Late Leicester penalty cast shadow on West Ham game - Slaven Bilic
- Published
West Ham manager Slaven Bilic said the injury-time penalty that secured Premier League leaders Leicester a point "put a shadow" over a controversial encounter at the King Power Stadium.
Referee Jon Moss had already sent off Leicester goalscorer Jamie Vardy for diving and awarded the Hammers a contentious penalty when he pointed to the spot after minimal contact between Andy Carroll and Jeff Schlupp in the closing seconds.
After a 2-2 draw that leaves the Foxes eight points clear before second-placed Tottenham's game at Stoke on Monday, Bilic said: "We feel frustrated and very disappointed because the game didn't deserve what happened at the end. It puts a shadow over one hell of a football game.
"I'm not eagle-eyed, an ex-referee or Howard Webb.
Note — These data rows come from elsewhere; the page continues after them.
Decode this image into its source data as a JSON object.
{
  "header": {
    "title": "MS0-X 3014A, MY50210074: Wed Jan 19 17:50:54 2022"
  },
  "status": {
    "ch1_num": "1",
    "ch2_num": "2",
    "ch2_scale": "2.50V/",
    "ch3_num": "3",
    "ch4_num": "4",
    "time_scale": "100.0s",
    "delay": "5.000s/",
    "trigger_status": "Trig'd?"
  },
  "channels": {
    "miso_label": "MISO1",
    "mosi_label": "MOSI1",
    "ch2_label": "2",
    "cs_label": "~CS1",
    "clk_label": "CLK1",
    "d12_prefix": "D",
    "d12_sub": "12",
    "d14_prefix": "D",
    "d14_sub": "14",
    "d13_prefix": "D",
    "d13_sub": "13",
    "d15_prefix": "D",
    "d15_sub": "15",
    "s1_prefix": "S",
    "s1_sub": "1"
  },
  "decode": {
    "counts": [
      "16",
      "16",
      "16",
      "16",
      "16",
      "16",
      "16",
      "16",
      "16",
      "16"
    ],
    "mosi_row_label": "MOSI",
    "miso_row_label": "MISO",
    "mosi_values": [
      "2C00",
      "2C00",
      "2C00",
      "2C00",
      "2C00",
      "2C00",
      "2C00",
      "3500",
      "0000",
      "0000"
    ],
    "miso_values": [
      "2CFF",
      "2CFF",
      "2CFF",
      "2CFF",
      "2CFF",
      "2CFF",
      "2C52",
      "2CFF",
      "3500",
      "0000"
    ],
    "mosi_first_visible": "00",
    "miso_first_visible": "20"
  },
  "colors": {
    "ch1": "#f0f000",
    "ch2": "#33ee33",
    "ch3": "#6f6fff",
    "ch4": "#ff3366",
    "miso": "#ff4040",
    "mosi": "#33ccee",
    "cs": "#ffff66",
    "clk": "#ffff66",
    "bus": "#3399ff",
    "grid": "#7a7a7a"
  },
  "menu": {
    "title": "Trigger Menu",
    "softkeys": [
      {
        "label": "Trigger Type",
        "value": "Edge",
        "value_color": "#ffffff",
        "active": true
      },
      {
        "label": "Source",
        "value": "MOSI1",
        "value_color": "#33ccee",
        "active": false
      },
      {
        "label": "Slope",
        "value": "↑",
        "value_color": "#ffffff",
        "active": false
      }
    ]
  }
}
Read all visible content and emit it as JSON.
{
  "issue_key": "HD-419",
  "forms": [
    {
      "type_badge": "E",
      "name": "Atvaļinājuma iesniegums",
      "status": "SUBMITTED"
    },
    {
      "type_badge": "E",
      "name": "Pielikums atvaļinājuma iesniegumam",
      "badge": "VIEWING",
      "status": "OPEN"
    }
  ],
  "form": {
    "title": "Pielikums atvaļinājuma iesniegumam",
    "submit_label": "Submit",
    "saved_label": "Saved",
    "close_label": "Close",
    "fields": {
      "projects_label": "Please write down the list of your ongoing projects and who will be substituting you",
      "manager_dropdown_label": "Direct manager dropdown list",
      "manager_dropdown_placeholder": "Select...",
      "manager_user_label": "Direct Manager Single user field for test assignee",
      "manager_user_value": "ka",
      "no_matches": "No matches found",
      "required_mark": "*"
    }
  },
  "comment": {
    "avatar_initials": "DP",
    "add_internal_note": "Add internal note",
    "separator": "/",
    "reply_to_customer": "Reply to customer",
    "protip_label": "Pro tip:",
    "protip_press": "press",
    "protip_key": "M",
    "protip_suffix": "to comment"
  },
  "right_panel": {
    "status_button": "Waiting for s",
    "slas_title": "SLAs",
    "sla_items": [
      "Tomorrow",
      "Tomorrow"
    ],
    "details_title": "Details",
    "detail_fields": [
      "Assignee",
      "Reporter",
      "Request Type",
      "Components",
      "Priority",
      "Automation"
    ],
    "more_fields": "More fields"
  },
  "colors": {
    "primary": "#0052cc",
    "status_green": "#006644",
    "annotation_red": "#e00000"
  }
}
It was hard for the referee. You have 32,000 people here screaming for a penalty for every contact in the box and for every long ball into the box. For a home side it's a penalty or handball and in the other it's a cheat or a dive."
He added: "The game went a bit crazy and they were were losing so it was very hard for him. It is easy to say refs shouldn't be influenced but this is real life - of course it's not a penalty. If you see their penalty you see a dive.
"It was a good game. Goals, penalties, red card, tackles, crosses. We are gutted - we did enough to win the game until the last five seconds."
Of Leicester captain Wes Morgan being penalised for pushing Winston Reid in the area, Bilic said: "That's the way Leicester's centre halves [Morgan and Robert Huth] play and they get away with this all the time.
"Leicester are dangerous from our set pieces. We told our guys before the game but every manager will have said the same thing and they still broke and scored their first goal, so great credit to them."
Foxes boss Claudio Ranieri refused to discuss the referee's performance but praised his players for the manner in which they recovered from conceding goals to Carroll and Aaron Cresswell in the last 10 minutes to get a point.
He said: "It was a tough match. The sending-off changed the match but I am so proud. I always ask my players to give me their soul and their heart until the end and our supporters were also fantastic.
"I never speak about the referee. The referee is part of the game and that's OK for me. I want to speak about my players and we when we conceded the second goal we wanted to draw. It was unbelievable, fantastic, amazing."
Ranieri was relaxed mod about losing two points, despite the fact that leading scorer Vardy will be missing for next weekend's home game against Swansea.
"We are not worried," said Ranieri. "We were worried at the start of the season about reaching 40 points. If a side is better than us then well done because we are doing the maximum.
"Psychologically the last goal is fantastic. It is more important than the point psychologically. It shows we are there."
And on Vardy's absence he said: "Ulloa will come in and he is not just a fantastic man, he is a good striker, a good player."